My friends and I go to Las Vegas for the weekend. While there, we decide to play some blackjack, so we find a blackjack table.

The dealer deals us our cards. Her up card is an eight. After we all make our decisions, the dealer turns over her down card — a nine — giving her a hard seventeen. At first, since we all have between eighteen and twenty, we think we win, since the table’s rule is that the dealer stands on any seventeen. However, the dealer then draws another card — a four — giving her a twenty-one.

Dealer: “You lose!”

Me: “You cannot draw on seventeen! It says, ‘Dealer stands on seventeen,’ right on the table!”

Dealer: *Snotty tone* “Sorry, I make the rules at this table!”

Friend #1: “Just leave it, [My Name]. Let’s just do another round.”

She deals us another hand. Her up card is an ace this time.

Dealer: “Would anyone like to make an insurance bet?”

We all decide to make the bet.

Dealer: “Nope, no ten-value card. You lose your insurance bet!”
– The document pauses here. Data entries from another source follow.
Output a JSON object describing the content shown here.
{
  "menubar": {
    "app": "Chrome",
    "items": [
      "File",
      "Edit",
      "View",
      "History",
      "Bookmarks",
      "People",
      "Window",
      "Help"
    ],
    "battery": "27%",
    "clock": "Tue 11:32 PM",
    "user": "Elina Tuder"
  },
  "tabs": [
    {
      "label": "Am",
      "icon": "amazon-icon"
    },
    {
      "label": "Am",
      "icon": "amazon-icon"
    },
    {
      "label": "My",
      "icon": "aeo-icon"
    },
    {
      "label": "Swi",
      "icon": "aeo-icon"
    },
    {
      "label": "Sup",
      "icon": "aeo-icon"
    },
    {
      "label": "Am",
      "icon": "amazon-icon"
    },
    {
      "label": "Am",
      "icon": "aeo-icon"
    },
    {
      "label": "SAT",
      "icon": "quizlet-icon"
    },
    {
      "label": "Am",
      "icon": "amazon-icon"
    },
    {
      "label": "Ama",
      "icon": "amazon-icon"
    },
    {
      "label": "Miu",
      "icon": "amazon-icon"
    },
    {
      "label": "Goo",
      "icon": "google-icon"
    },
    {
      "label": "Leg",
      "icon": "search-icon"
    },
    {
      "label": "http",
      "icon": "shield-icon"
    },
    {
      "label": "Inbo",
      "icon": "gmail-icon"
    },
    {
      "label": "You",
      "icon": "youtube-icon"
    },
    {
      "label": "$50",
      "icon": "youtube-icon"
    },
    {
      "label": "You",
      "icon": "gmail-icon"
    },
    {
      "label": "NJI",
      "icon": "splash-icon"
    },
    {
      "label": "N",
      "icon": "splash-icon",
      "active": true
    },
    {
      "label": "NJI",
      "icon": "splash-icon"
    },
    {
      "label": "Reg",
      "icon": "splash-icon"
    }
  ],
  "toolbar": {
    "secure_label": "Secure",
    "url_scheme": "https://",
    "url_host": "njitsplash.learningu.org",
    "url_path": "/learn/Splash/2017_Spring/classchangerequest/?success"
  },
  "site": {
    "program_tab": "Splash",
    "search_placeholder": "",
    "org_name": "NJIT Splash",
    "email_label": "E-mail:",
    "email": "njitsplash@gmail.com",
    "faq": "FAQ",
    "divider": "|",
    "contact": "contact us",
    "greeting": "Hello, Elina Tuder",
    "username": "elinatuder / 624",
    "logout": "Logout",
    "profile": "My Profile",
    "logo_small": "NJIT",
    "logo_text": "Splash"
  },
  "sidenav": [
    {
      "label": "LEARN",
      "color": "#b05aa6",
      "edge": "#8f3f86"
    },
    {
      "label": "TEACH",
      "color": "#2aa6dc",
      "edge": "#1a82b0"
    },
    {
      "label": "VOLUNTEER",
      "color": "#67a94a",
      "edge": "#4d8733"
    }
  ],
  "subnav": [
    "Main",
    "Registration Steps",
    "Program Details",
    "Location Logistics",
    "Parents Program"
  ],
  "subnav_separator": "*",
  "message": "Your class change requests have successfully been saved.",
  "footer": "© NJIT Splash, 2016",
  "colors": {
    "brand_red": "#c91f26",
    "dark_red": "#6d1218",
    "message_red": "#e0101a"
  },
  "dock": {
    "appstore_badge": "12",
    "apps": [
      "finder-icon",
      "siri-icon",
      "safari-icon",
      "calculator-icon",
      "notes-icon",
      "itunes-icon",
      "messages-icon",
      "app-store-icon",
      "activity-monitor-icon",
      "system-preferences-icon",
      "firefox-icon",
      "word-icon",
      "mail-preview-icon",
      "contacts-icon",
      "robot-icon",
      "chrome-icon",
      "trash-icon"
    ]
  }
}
Welp. It was worth a try. We continue regardless and make our decisions. She turns over her down card — a king.

Dealer: *Smug grin* “You lose!”

Friend #3: “You said you didn’t have a ten-value card!”

Dealer: “Well, I lied.”

Friend #2: “You can’t do that! We want our money back!”

Dealer: *Snottily* “My table, my rules. You’re not getting your money back.”

Me: “That’s it. We’re done here.”

We got up and went to management to complain. Upon hearing our complaints, they told us we weren’t the first patrons she had pulled this stunt on. After investigating the security footage to confirm it, they refunded us our money and apologized for the incident, assuring us she would no longer be a problem. We ended up playing poker and roulette for the rest of our time there. At one point, on my way to the restroom, I saw the now-fired dealer being dragged out by security, kicking and screaming. We still go to this casino whenever we go to Vegas, but we no longer play blackjack.